Kortni Richards Chiropractor Clinton, IA
For most people no. If anything, it will help the muscles and tendons around that nerve to relax relieving some pressure on that nerve.
Dr. Bruce Numeroff Chiropractor Nanuet, NY
Massage can inflame a pinched nerve. Toxins (lactic acid)released from the muscles can irritate the nerve. This should be a very temporary situation.
Dr. Linda Berry Chiropractor San Rafael, CA
Yes, that is my experience. May I suggest you find a good local chiropractor https://www.acatoday.org/
Dr. Melinda Keller Chiropractor Brooklyn, NY
Dr. Gena Wickes Chiropractor Dallas, TX
It depends on what is pinching the nerve. If it is a tight muscle, that a nerve pierces, that is irritating the nerve, then no, it can help. However, if it is a subluxation of a bone that is irritating the nerve, then yes, massage can make it worse, as the only thing that will help it is a chiropractic adjustment. It also depends on the skill of the massage therapist. A bad massage therapist can make things worse.
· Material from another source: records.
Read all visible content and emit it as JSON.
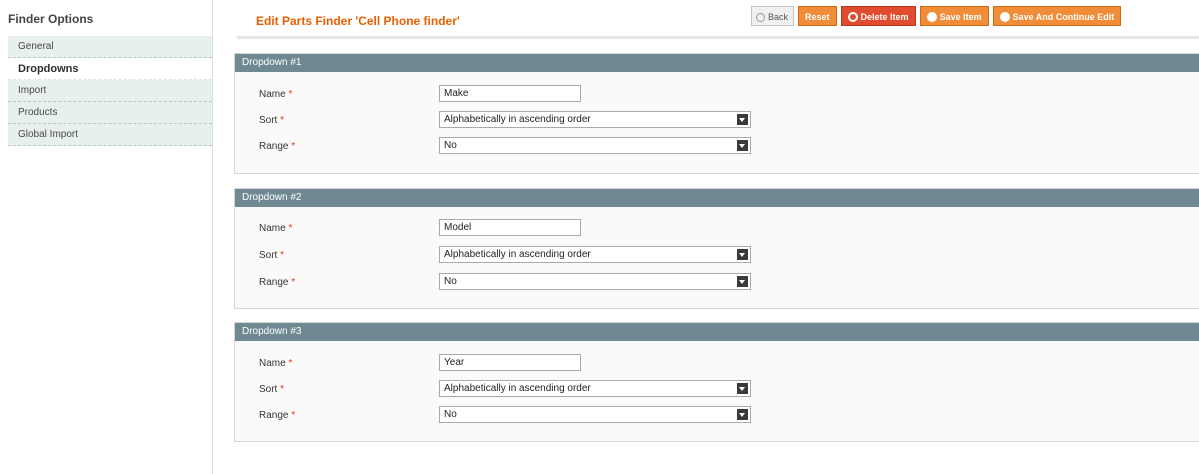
{
  "sidebar": {
    "title": "Finder Options",
    "tabs": [
      {
        "label": "General"
      },
      {
        "label": "Dropdowns"
      },
      {
        "label": "Import"
      },
      {
        "label": "Products"
      },
      {
        "label": "Global Import"
      }
    ],
    "active_tab": "Dropdowns"
  },
  "header": {
    "title": "Edit Parts Finder 'Cell Phone finder'",
    "buttons": {
      "back": "Back",
      "reset": "Reset",
      "delete": "Delete Item",
      "save": "Save Item",
      "save_continue": "Save And Continue Edit"
    }
  },
  "dropdowns": [
    {
      "heading": "Dropdown #1",
      "name_label": "Name",
      "name_value": "Make",
      "sort_label": "Sort",
      "sort_value": "Alphabetically in ascending order",
      "range_label": "Range",
      "range_value": "No"
    },
    {
      "heading": "Dropdown #2",
      "name_label": "Name",
      "name_value": "Model",
      "sort_label": "Sort",
      "sort_value": "Alphabetically in ascending order",
      "range_label": "Range",
      "range_value": "No"
    },
    {
      "heading": "Dropdown #3",
      "name_label": "Name",
      "name_value": "Year",
      "sort_label": "Sort",
      "sort_value": "Alphabetically in ascending order",
      "range_label": "Range",
      "range_value": "No"
    }
  ],
  "required_marker": "*",
  "colors": {
    "accent": "#eb5e00",
    "section_header": "#6f8992",
    "button_orange": "#f18c38",
    "button_red": "#e04c2d"
  }
}
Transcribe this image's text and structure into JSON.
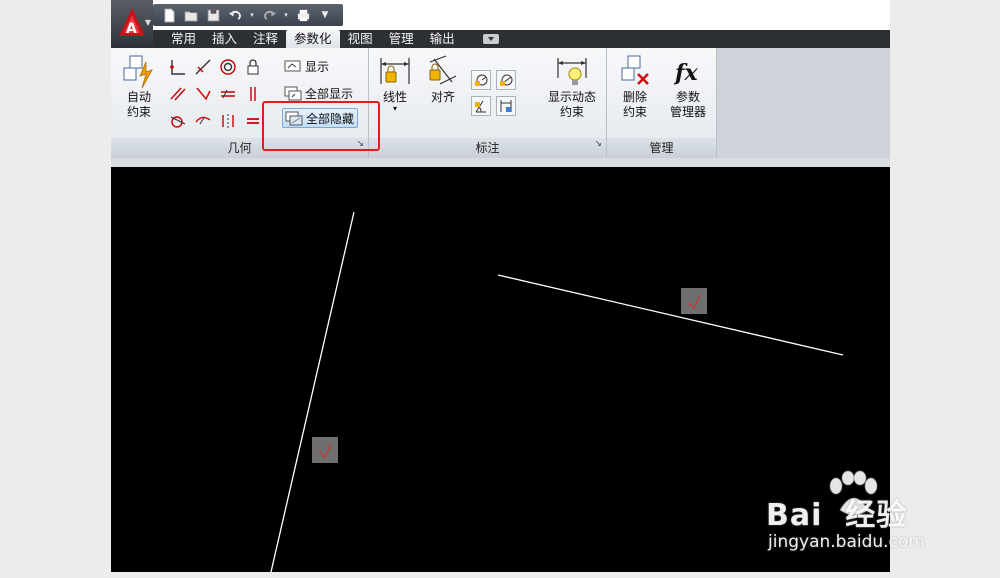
{
  "colors": {
    "highlight": "#e21b1b",
    "canvas": "#000000",
    "ribbon": "#eef0f3",
    "tabbar": "#2c2f34"
  },
  "quick_access": {
    "icons": [
      "new-file-icon",
      "open-folder-icon",
      "save-icon",
      "undo-icon",
      "redo-icon",
      "print-icon"
    ]
  },
  "tabs": [
    {
      "label": "常用"
    },
    {
      "label": "插入"
    },
    {
      "label": "注释"
    },
    {
      "label": "参数化",
      "active": true
    },
    {
      "label": "视图"
    },
    {
      "label": "管理"
    },
    {
      "label": "输出"
    }
  ],
  "ribbon": {
    "geometry": {
      "title": "几何",
      "auto_constrain_label": "自动\n约束",
      "show_label": "显示",
      "show_all_label": "全部显示",
      "hide_all_label": "全部隐藏"
    },
    "dimension": {
      "title": "标注",
      "linear_label": "线性",
      "aligned_label": "对齐",
      "show_dynamic_label": "显示动态\n约束"
    },
    "manage": {
      "title": "管理",
      "delete_constraints_label": "删除\n约束",
      "parameters_manager_label": "参数\n管理器"
    }
  },
  "watermark": {
    "brand": "Bai  经验",
    "url": "jingyan.baidu.com"
  }
}
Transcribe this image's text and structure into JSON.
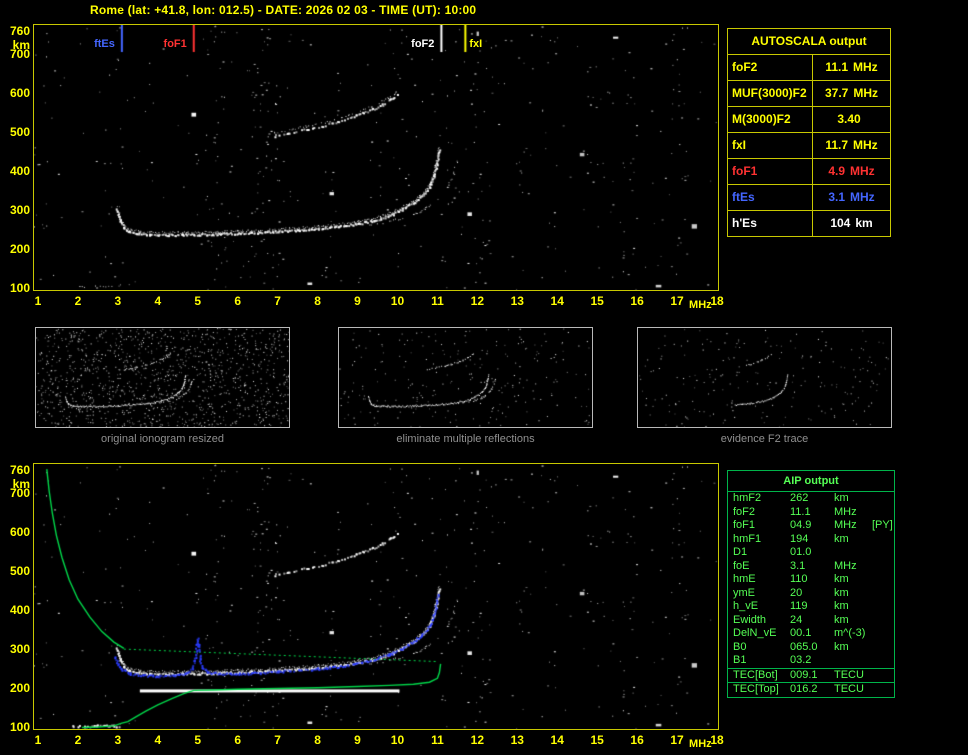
{
  "header": {
    "title": "Rome (lat: +41.8, lon: 012.5) - DATE: 2026 02 03 - TIME (UT): 10:00"
  },
  "colors": {
    "yellow": "#ffff00",
    "plot_border": "#c8c800",
    "red": "#ff3232",
    "blue": "#4466ff",
    "white": "#ffffff",
    "green_line": "#00d84a",
    "aip_border": "#00b44a",
    "aip_text": "#55ff55",
    "caption_gray": "#909090",
    "trace_blue": "#2a3cff"
  },
  "autoscala": {
    "title": "AUTOSCALA output",
    "rows": [
      {
        "label": "foF2",
        "value": "11.1",
        "unit": "MHz",
        "color": "#ffff00"
      },
      {
        "label": "MUF(3000)F2",
        "value": "37.7",
        "unit": "MHz",
        "color": "#ffff00"
      },
      {
        "label": "M(3000)F2",
        "value": "3.40",
        "unit": "",
        "color": "#ffff00"
      },
      {
        "label": "fxI",
        "value": "11.7",
        "unit": "MHz",
        "color": "#ffff00"
      },
      {
        "label": "foF1",
        "value": "4.9",
        "unit": "MHz",
        "color": "#ff3232"
      },
      {
        "label": "ftEs",
        "value": "3.1",
        "unit": "MHz",
        "color": "#4466ff"
      },
      {
        "label": "h'Es",
        "value": "104",
        "unit": "km",
        "color": "#ffffff"
      }
    ]
  },
  "aip": {
    "title": "AIP output",
    "rows": [
      {
        "label": "hmF2",
        "value": "262",
        "unit": "km",
        "extra": ""
      },
      {
        "label": "foF2",
        "value": "11.1",
        "unit": "MHz",
        "extra": ""
      },
      {
        "label": "foF1",
        "value": "04.9",
        "unit": "MHz",
        "extra": "[PY]"
      },
      {
        "label": "hmF1",
        "value": "194",
        "unit": "km",
        "extra": ""
      },
      {
        "label": "D1",
        "value": "01.0",
        "unit": "",
        "extra": ""
      },
      {
        "label": "foE",
        "value": "3.1",
        "unit": "MHz",
        "extra": ""
      },
      {
        "label": "hmE",
        "value": "110",
        "unit": "km",
        "extra": ""
      },
      {
        "label": "ymE",
        "value": "20",
        "unit": "km",
        "extra": ""
      },
      {
        "label": "h_vE",
        "value": "119",
        "unit": "km",
        "extra": ""
      },
      {
        "label": "Ewidth",
        "value": "24",
        "unit": "km",
        "extra": ""
      },
      {
        "label": "DelN_vE",
        "value": "00.1",
        "unit": "m^(-3)",
        "extra": ""
      },
      {
        "label": "B0",
        "value": "065.0",
        "unit": "km",
        "extra": ""
      },
      {
        "label": "B1",
        "value": "03.2",
        "unit": "",
        "extra": ""
      },
      {
        "label": "TEC[Bot]",
        "value": "009.1",
        "unit": "TECU",
        "extra": "",
        "sep": true
      },
      {
        "label": "TEC[Top]",
        "value": "016.2",
        "unit": "TECU",
        "extra": "",
        "sep": true
      }
    ]
  },
  "thumbnails": [
    {
      "caption": "original ionogram resized"
    },
    {
      "caption": "eliminate multiple reflections"
    },
    {
      "caption": "evidence F2 trace"
    }
  ],
  "chart_data": {
    "type": "scatter",
    "description": "Vertical-incidence ionogram: virtual height (km) vs sounding frequency (MHz); top panel = scaled ionogram, bottom panel = same ionogram with restored trace (blue) and electron density profile (green)",
    "xlabel": "MHz",
    "ylabel": "km",
    "xlim": [
      1,
      18
    ],
    "ylim": [
      95,
      775
    ],
    "x_ticks": [
      1,
      2,
      3,
      4,
      5,
      6,
      7,
      8,
      9,
      10,
      11,
      12,
      13,
      14,
      15,
      16,
      17,
      18
    ],
    "y_ticks": [
      760,
      700,
      600,
      500,
      400,
      300,
      200,
      100
    ],
    "markers": [
      {
        "id": "ftEs",
        "label": "ftEs",
        "freq_mhz": 3.1,
        "color": "#4466ff",
        "label_side": "left"
      },
      {
        "id": "foF1",
        "label": "foF1",
        "freq_mhz": 4.9,
        "color": "#ff3232",
        "label_side": "left"
      },
      {
        "id": "foF2",
        "label": "foF2",
        "freq_mhz": 11.1,
        "color": "#ffffff",
        "label_side": "left"
      },
      {
        "id": "fxI",
        "label": "fxI",
        "freq_mhz": 11.7,
        "color": "#ffff00",
        "label_side": "right"
      }
    ],
    "traces": {
      "f_region_ordinary": [
        [
          2.95,
          305
        ],
        [
          3.05,
          272
        ],
        [
          3.15,
          255
        ],
        [
          3.3,
          246
        ],
        [
          3.5,
          242
        ],
        [
          3.8,
          239
        ],
        [
          4.2,
          238
        ],
        [
          4.6,
          238
        ],
        [
          5.0,
          239
        ],
        [
          5.5,
          240
        ],
        [
          6.0,
          242
        ],
        [
          6.5,
          244
        ],
        [
          7.0,
          247
        ],
        [
          7.5,
          250
        ],
        [
          8.0,
          254
        ],
        [
          8.5,
          259
        ],
        [
          9.0,
          266
        ],
        [
          9.4,
          275
        ],
        [
          9.8,
          288
        ],
        [
          10.1,
          302
        ],
        [
          10.4,
          320
        ],
        [
          10.6,
          338
        ],
        [
          10.8,
          362
        ],
        [
          10.9,
          390
        ],
        [
          10.97,
          420
        ],
        [
          11.03,
          455
        ]
      ],
      "f_region_extraordinary": [
        [
          9.3,
          262
        ],
        [
          9.7,
          270
        ],
        [
          10.1,
          280
        ],
        [
          10.5,
          294
        ],
        [
          10.8,
          312
        ],
        [
          11.05,
          334
        ],
        [
          11.25,
          362
        ],
        [
          11.4,
          394
        ],
        [
          11.5,
          430
        ]
      ],
      "second_hop": [
        [
          6.9,
          492
        ],
        [
          7.3,
          500
        ],
        [
          7.7,
          508
        ],
        [
          8.1,
          517
        ],
        [
          8.5,
          528
        ],
        [
          8.9,
          541
        ],
        [
          9.3,
          557
        ],
        [
          9.6,
          572
        ],
        [
          9.85,
          588
        ],
        [
          10.0,
          598
        ]
      ],
      "sporadic_e": [
        [
          1.85,
          104
        ],
        [
          2.15,
          103
        ],
        [
          2.45,
          104
        ],
        [
          2.75,
          104
        ],
        [
          3.0,
          104
        ]
      ]
    },
    "bottom_panel": {
      "profile_topside": [
        [
          1.22,
          762
        ],
        [
          1.28,
          705
        ],
        [
          1.36,
          648
        ],
        [
          1.46,
          592
        ],
        [
          1.6,
          535
        ],
        [
          1.78,
          478
        ],
        [
          2.0,
          428
        ],
        [
          2.3,
          382
        ],
        [
          2.6,
          345
        ],
        [
          2.9,
          318
        ],
        [
          3.15,
          302
        ]
      ],
      "profile_valley_dashed": [
        [
          3.15,
          300
        ],
        [
          11.0,
          268
        ]
      ],
      "profile_bottomside": [
        [
          11.08,
          262
        ],
        [
          11.05,
          240
        ],
        [
          11.0,
          225
        ],
        [
          10.8,
          215
        ],
        [
          10.4,
          210
        ],
        [
          9.8,
          207
        ],
        [
          9.0,
          204
        ],
        [
          8.0,
          201
        ],
        [
          7.0,
          199
        ],
        [
          6.0,
          197
        ],
        [
          5.4,
          195
        ],
        [
          4.9,
          194
        ],
        [
          4.65,
          186
        ],
        [
          4.35,
          173
        ],
        [
          4.0,
          157
        ],
        [
          3.7,
          141
        ],
        [
          3.45,
          126
        ],
        [
          3.25,
          114
        ],
        [
          3.1,
          110
        ],
        [
          2.9,
          103
        ],
        [
          2.5,
          100
        ],
        [
          2.1,
          99
        ]
      ],
      "restored_trace": [
        [
          2.92,
          290
        ],
        [
          3.0,
          268
        ],
        [
          3.1,
          255
        ],
        [
          3.3,
          246
        ],
        [
          3.6,
          242
        ],
        [
          4.0,
          240
        ],
        [
          4.4,
          241
        ],
        [
          4.7,
          245
        ],
        [
          4.85,
          258
        ],
        [
          4.92,
          285
        ],
        [
          4.96,
          320
        ],
        [
          4.98,
          340
        ],
        [
          5.0,
          318
        ],
        [
          5.04,
          283
        ],
        [
          5.1,
          260
        ],
        [
          5.25,
          250
        ],
        [
          5.5,
          246
        ],
        [
          6.0,
          246
        ],
        [
          6.5,
          248
        ],
        [
          7.0,
          251
        ],
        [
          7.5,
          255
        ],
        [
          8.0,
          259
        ],
        [
          8.5,
          264
        ],
        [
          9.0,
          272
        ],
        [
          9.4,
          282
        ],
        [
          9.8,
          296
        ],
        [
          10.1,
          310
        ],
        [
          10.4,
          328
        ],
        [
          10.6,
          346
        ],
        [
          10.8,
          370
        ],
        [
          10.9,
          396
        ],
        [
          10.97,
          425
        ],
        [
          11.0,
          448
        ]
      ],
      "hmF1_line": {
        "km": 194,
        "from_mhz": 3.55,
        "to_mhz": 10.05
      }
    }
  }
}
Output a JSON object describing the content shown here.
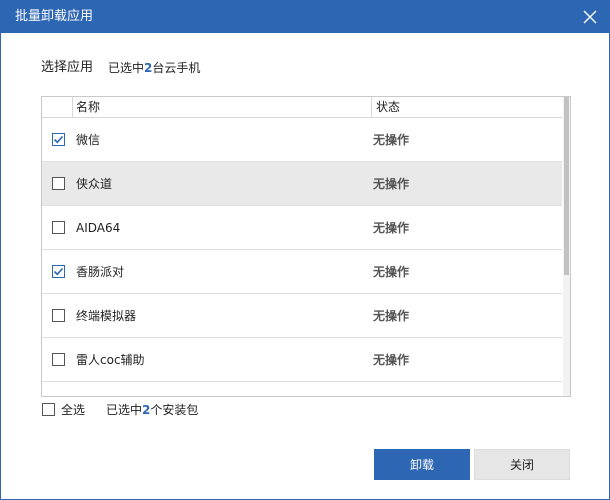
{
  "window": {
    "title": "批量卸载应用"
  },
  "header": {
    "label": "选择应用",
    "selected_prefix": "已选中",
    "selected_count": "2",
    "selected_suffix": "台云手机"
  },
  "table": {
    "columns": [
      "名称",
      "状态"
    ],
    "rows": [
      {
        "name": "微信",
        "status": "无操作",
        "checked": true
      },
      {
        "name": "侠众道",
        "status": "无操作",
        "checked": false
      },
      {
        "name": "AIDA64",
        "status": "无操作",
        "checked": false
      },
      {
        "name": "香肠派对",
        "status": "无操作",
        "checked": true
      },
      {
        "name": "终端模拟器",
        "status": "无操作",
        "checked": false
      },
      {
        "name": "雷人coc辅助",
        "status": "无操作",
        "checked": false
      }
    ]
  },
  "footer": {
    "select_all_label": "全选",
    "pkg_prefix": "已选中",
    "pkg_count": "2",
    "pkg_suffix": "个安装包"
  },
  "buttons": {
    "uninstall": "卸载",
    "close": "关闭"
  },
  "colors": {
    "accent": "#2d66b3",
    "hover_row": "#e9e9e9"
  },
  "icons": {
    "close": "close-icon",
    "check": "checkmark-icon"
  }
}
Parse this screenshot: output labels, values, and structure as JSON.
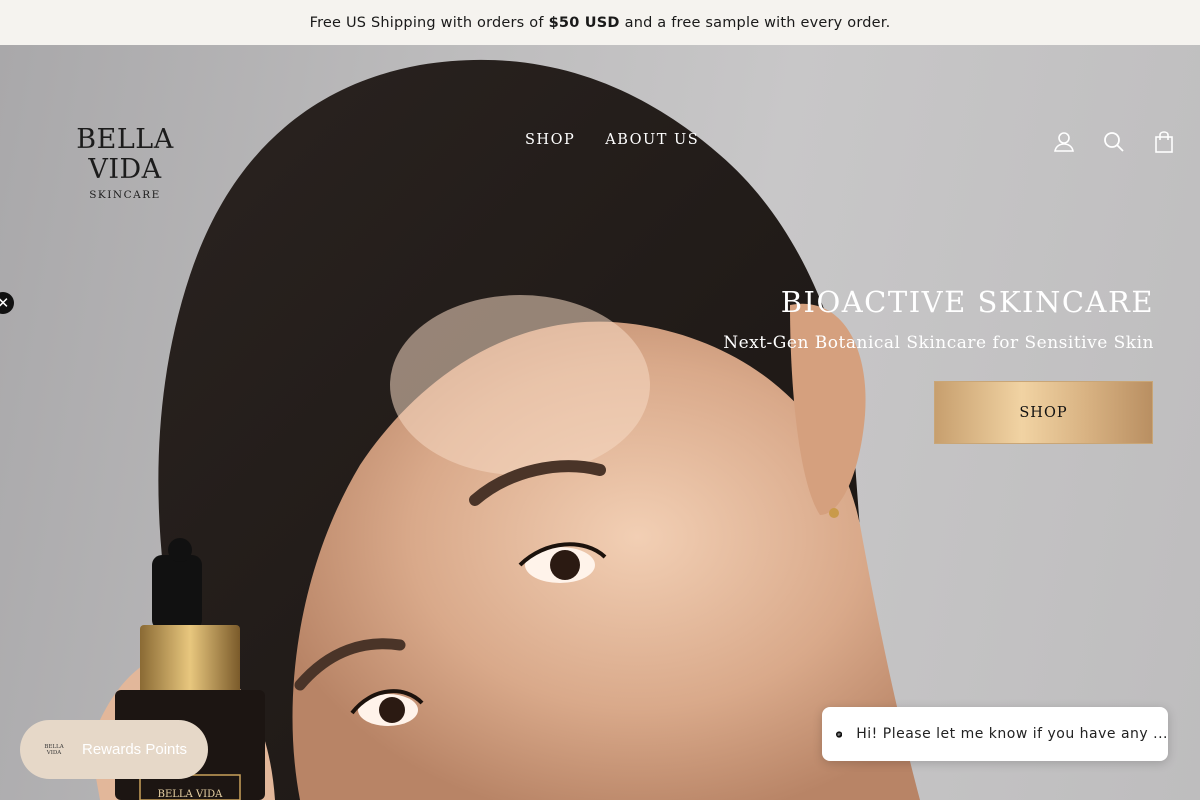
{
  "announcement": {
    "before": "Free US Shipping with orders of",
    "amount": "$50 USD",
    "after": "and a free sample with every order."
  },
  "header": {
    "logo_brand": "BELLA VIDA",
    "logo_sub": "SKINCARE",
    "nav": [
      {
        "label": "SHOP"
      },
      {
        "label": "ABOUT US"
      }
    ],
    "icons": [
      "account-icon",
      "search-icon",
      "cart-icon"
    ]
  },
  "hero": {
    "title": "BIOACTIVE SKINCARE",
    "subtitle": "Next-Gen Botanical Skincare for Sensitive Skin",
    "button_label": "SHOP",
    "bottle_label": "BELLA VIDA"
  },
  "popup_close": "✕",
  "rewards": {
    "logo_text": "BELLA VIDA",
    "label": "Rewards Points"
  },
  "chat": {
    "message": "Hi! Please let me know if you have any ..."
  },
  "colors": {
    "gold_button": "#e2c08f",
    "announcement_bg": "#f5f3ef",
    "rewards_bg": "#e6d8c8"
  }
}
Dr. Randall J. Hammett Chiropractor Kenosha, WI
Dr. Robert J. Adams Chiropractor Scotts Valley, CA
Not usually. Massage tends to help free up trapped nerves.
Dr. Dennis Spurgin Chiropractor Palm Springs, CA
The question that needs to be answered is what is causing the "pinching" and what needs to be done to treat it properly for the best results. I don't like using the term "pinched nerve". Pain does not mean the nerve is "pinched". If the nerve is actually "pinch" it is a possible surgical case. Even if the nerve is in a position where it appears to be trapped on an MRI or CAT doesn't mean it is "pinched". The condition needs to be assessed on how the nerve is functioning. Pain is not the best criteria for assenting function. However, nerves are aggravated many times and may be associated with a lot of pain and yet respond quickly to Chiropractic treatment. Massage is an effective treatment under the right controls.